Selain mengakar di masyarakat, kaum ulama memiliki pengaruh yang besar di kalangan umatnya. Tapi, sepanjang sejarah RI, baru sekarang mereka memiliki akses langsung ke pusat kekuasaan.
PADA masa-masa yang gawat atau terlalu gawat- misalnya ketika sendi-sendi negara goyah karena ancaman disintegrasi ataupun krisis ekonomi-pemunculan kaum ulama menjadi lebih bisa diterima, kendati pada waktu bersamaan tokoh masyarakat, tokoh politik, bahkan juga tokoh militer masih mendapat dukungan rakyat. Masyarakat yang hidup dalam ketidakpastian barangkali merasa menemukan kekuatan atau kelebihan tertentu pada pemuka agama tersebut, sesuatu yang tidak mereka temukan pada tokoh-tokoh di luar agama.
Masih segar dalam ingatan kita, betapa para pemuka agama yang disebut kiai dari Langitan menjadi begitu terkenal, khususnya ketika terungkap bahwa petunjuk dan petuah mereka akan sangat menentukan sikap K.H. Abdurrahman Wahid dalam memutuskan apakah dia bersedia menjadi presiden atau tidak. Sementara itu, di sisi lain, beberapa tokoh yang mengatasnamakan agama-yang tak perlu disebut namanya-juga tampak semakin vokal menyuarakan apa yang mereka sebut sebagai aspirasi dan kepentingan kaumnya. Patut disyukuri bahwa dalam dua tahun terakhir yang sedemikian galau, sebagian masyarakat masih cukup kuat nalarnya hingga tetap dapat membedakan petunjuk pemuka agama dan arahan para tokoh yang mengatasnamakan agama.
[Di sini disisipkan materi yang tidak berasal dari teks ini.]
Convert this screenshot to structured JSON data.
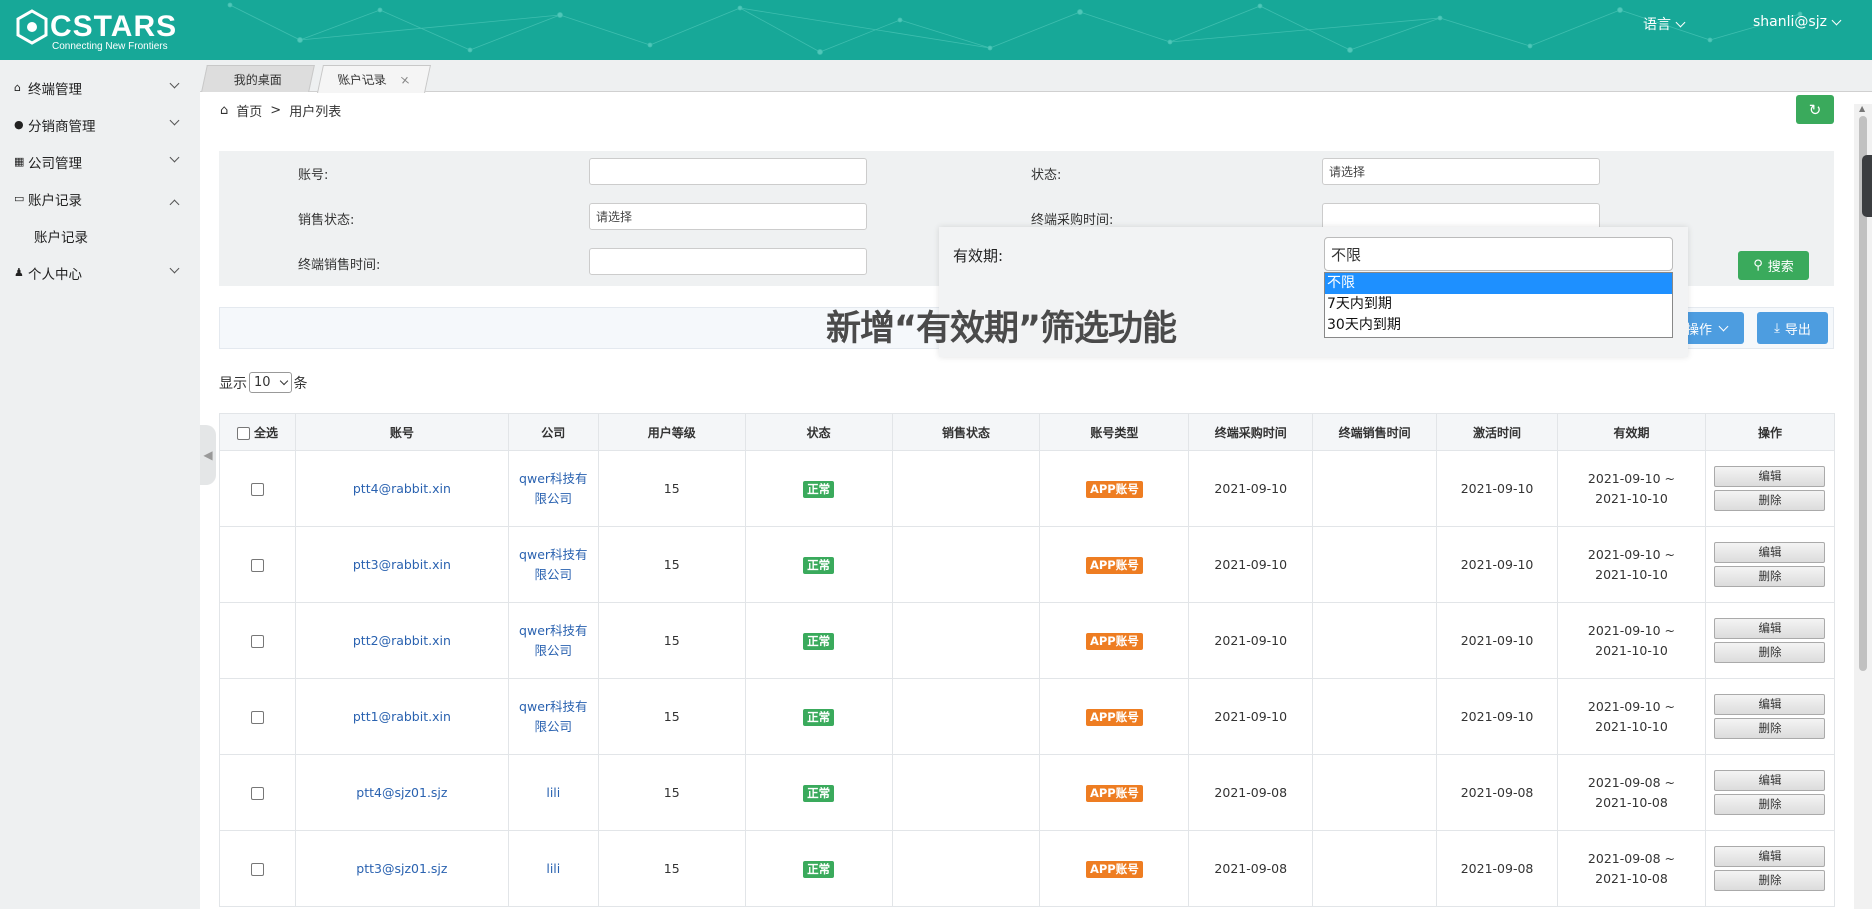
{
  "brand": {
    "name": "CSTARS",
    "tagline": "Connecting New Frontiers"
  },
  "header": {
    "language": "语言",
    "user": "shanli@sjz"
  },
  "sidebar": {
    "items": [
      {
        "label": "终端管理",
        "icon": "home-icon"
      },
      {
        "label": "分销商管理",
        "icon": "person-pin-icon"
      },
      {
        "label": "公司管理",
        "icon": "building-icon"
      },
      {
        "label": "账户记录",
        "icon": "card-icon",
        "expanded": true
      },
      {
        "label": "个人中心",
        "icon": "user-icon"
      }
    ],
    "subitem": "账户记录"
  },
  "tabs": [
    {
      "label": "我的桌面"
    },
    {
      "label": "账户记录",
      "close": "×"
    }
  ],
  "breadcrumb": {
    "home": "首页",
    "sep": ">",
    "current": "用户列表"
  },
  "filter": {
    "account_label": "账号:",
    "status_label": "状态:",
    "status_placeholder": "请选择",
    "sales_status_label": "销售状态:",
    "sales_status_placeholder": "请选择",
    "purchase_time_label": "终端采购时间:",
    "sale_time_label": "终端销售时间:",
    "search": "搜索"
  },
  "validity_popup": {
    "label": "有效期:",
    "value": "不限",
    "options": [
      "不限",
      "7天内到期",
      "30天内到期"
    ],
    "overlay_text": "新增“有效期”筛选功能"
  },
  "actions": {
    "operate": "操作",
    "export": "导出"
  },
  "pagesize": {
    "prefix": "显示",
    "value": "10",
    "suffix": "条"
  },
  "table": {
    "headers": [
      "全选",
      "账号",
      "公司",
      "用户等级",
      "状态",
      "销售状态",
      "账号类型",
      "终端采购时间",
      "终端销售时间",
      "激活时间",
      "有效期",
      "操作"
    ],
    "rows": [
      {
        "account": "ptt4@rabbit.xin",
        "company": "qwer科技有限公司",
        "level": "15",
        "status": "正常",
        "sales_status": "",
        "type": "APP账号",
        "purchase": "2021-09-10",
        "sale": "",
        "activate": "2021-09-10",
        "validity": "2021-09-10 ~ 2021-10-10"
      },
      {
        "account": "ptt3@rabbit.xin",
        "company": "qwer科技有限公司",
        "level": "15",
        "status": "正常",
        "sales_status": "",
        "type": "APP账号",
        "purchase": "2021-09-10",
        "sale": "",
        "activate": "2021-09-10",
        "validity": "2021-09-10 ~ 2021-10-10"
      },
      {
        "account": "ptt2@rabbit.xin",
        "company": "qwer科技有限公司",
        "level": "15",
        "status": "正常",
        "sales_status": "",
        "type": "APP账号",
        "purchase": "2021-09-10",
        "sale": "",
        "activate": "2021-09-10",
        "validity": "2021-09-10 ~ 2021-10-10"
      },
      {
        "account": "ptt1@rabbit.xin",
        "company": "qwer科技有限公司",
        "level": "15",
        "status": "正常",
        "sales_status": "",
        "type": "APP账号",
        "purchase": "2021-09-10",
        "sale": "",
        "activate": "2021-09-10",
        "validity": "2021-09-10 ~ 2021-10-10"
      },
      {
        "account": "ptt4@sjz01.sjz",
        "company": "lili",
        "level": "15",
        "status": "正常",
        "sales_status": "",
        "type": "APP账号",
        "purchase": "2021-09-08",
        "sale": "",
        "activate": "2021-09-08",
        "validity": "2021-09-08 ~ 2021-10-08"
      },
      {
        "account": "ptt3@sjz01.sjz",
        "company": "lili",
        "level": "15",
        "status": "正常",
        "sales_status": "",
        "type": "APP账号",
        "purchase": "2021-09-08",
        "sale": "",
        "activate": "2021-09-08",
        "validity": "2021-09-08 ~ 2021-10-08"
      }
    ],
    "edit": "编辑",
    "delete": "删除"
  },
  "colors": {
    "header": "#17a898",
    "green": "#3aaa5c",
    "blue": "#4d9de0",
    "orange": "#ee7d22",
    "link": "#2a62b0"
  }
}
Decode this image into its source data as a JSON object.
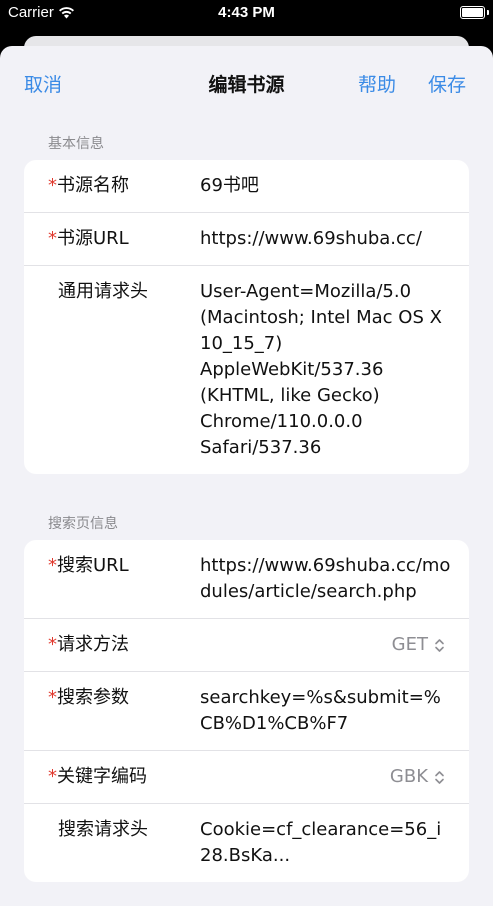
{
  "status_bar": {
    "carrier": "Carrier",
    "time": "4:43 PM"
  },
  "navbar": {
    "cancel": "取消",
    "title": "编辑书源",
    "help": "帮助",
    "save": "保存"
  },
  "basic_info": {
    "header": "基本信息",
    "rows": [
      {
        "required": "*",
        "label": "书源名称",
        "value": "69书吧"
      },
      {
        "required": "*",
        "label": "书源URL",
        "value": "https://www.69shuba.cc/"
      },
      {
        "required": "",
        "label": "通用请求头",
        "value": "User-Agent=Mozilla/5.0 (Macintosh; Intel Mac OS X 10_15_7) AppleWebKit/537.36 (KHTML, like Gecko) Chrome/110.0.0.0 Safari/537.36"
      }
    ]
  },
  "search_info": {
    "header": "搜索页信息",
    "rows": {
      "url": {
        "required": "*",
        "label": "搜索URL",
        "value": "https://www.69shuba.cc/modules/article/search.php"
      },
      "method": {
        "required": "*",
        "label": "请求方法",
        "value": "GET"
      },
      "params": {
        "required": "*",
        "label": "搜索参数",
        "value": "searchkey=%s&submit=%CB%D1%CB%F7"
      },
      "encoding": {
        "required": "*",
        "label": "关键字编码",
        "value": "GBK"
      },
      "headers": {
        "required": "",
        "label": "搜索请求头",
        "value": "Cookie=cf_clearance=56_i28.BsKa..."
      }
    }
  }
}
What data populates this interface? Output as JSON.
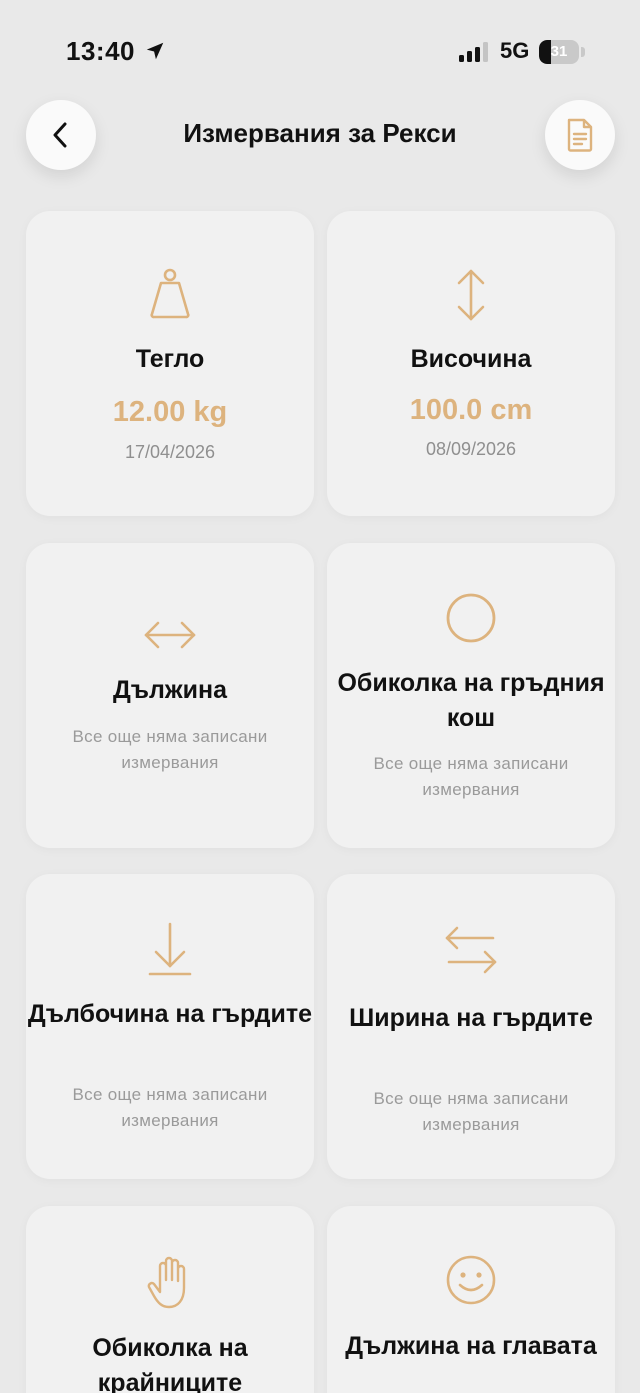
{
  "status_bar": {
    "time": "13:40",
    "network": "5G",
    "battery_level": "31",
    "battery_fraction": 0.31
  },
  "header": {
    "title": "Измервания за Рекси",
    "back_icon": "chevron-left-icon",
    "document_icon": "document-icon"
  },
  "colors": {
    "accent": "#ddb37e",
    "background": "#e9e9e9",
    "card": "#f1f1f1",
    "muted_text": "#9a9a9a"
  },
  "cards": [
    {
      "icon": "weight-icon",
      "name": "Тегло",
      "value": "12.00 kg",
      "date": "17/04/2026"
    },
    {
      "icon": "height-arrows-icon",
      "name": "Височина",
      "value": "100.0 cm",
      "date": "08/09/2026"
    },
    {
      "icon": "length-arrows-icon",
      "name": "Дължина",
      "empty": "Все още няма записани измервания"
    },
    {
      "icon": "circle-icon",
      "name": "Обиколка на гръдния кош",
      "empty": "Все още няма записани измервания"
    },
    {
      "icon": "arrow-down-icon",
      "name": "Дълбочина на гърдите",
      "empty": "Все още няма записани измервания"
    },
    {
      "icon": "swap-arrows-icon",
      "name": "Ширина на гърдите",
      "empty": "Все още няма записани измервания"
    },
    {
      "icon": "hand-icon",
      "name": "Обиколка на крайниците"
    },
    {
      "icon": "smiley-icon",
      "name": "Дължина на главата"
    }
  ]
}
Kini, ketika Gus Dur yang pemimpin NU terpilih sebagai presiden Republik Indonesia dan orang-orang pertama yang datang memberi selamat kepadanya di Istana Merdeka adalah para kiai dan pemuka agama, hal yang tak biasa itu telah begitu saja menyodorkan aspek lain dalam perpolitikan bangsa.... Untuk pertama kali orang nomor satu di Indonesia datang dari kalangan pesantren, dan untuk pertama kali pula para pemuka agama memiliki akses langsung ke pusat pengambil keputusan di negeri ini.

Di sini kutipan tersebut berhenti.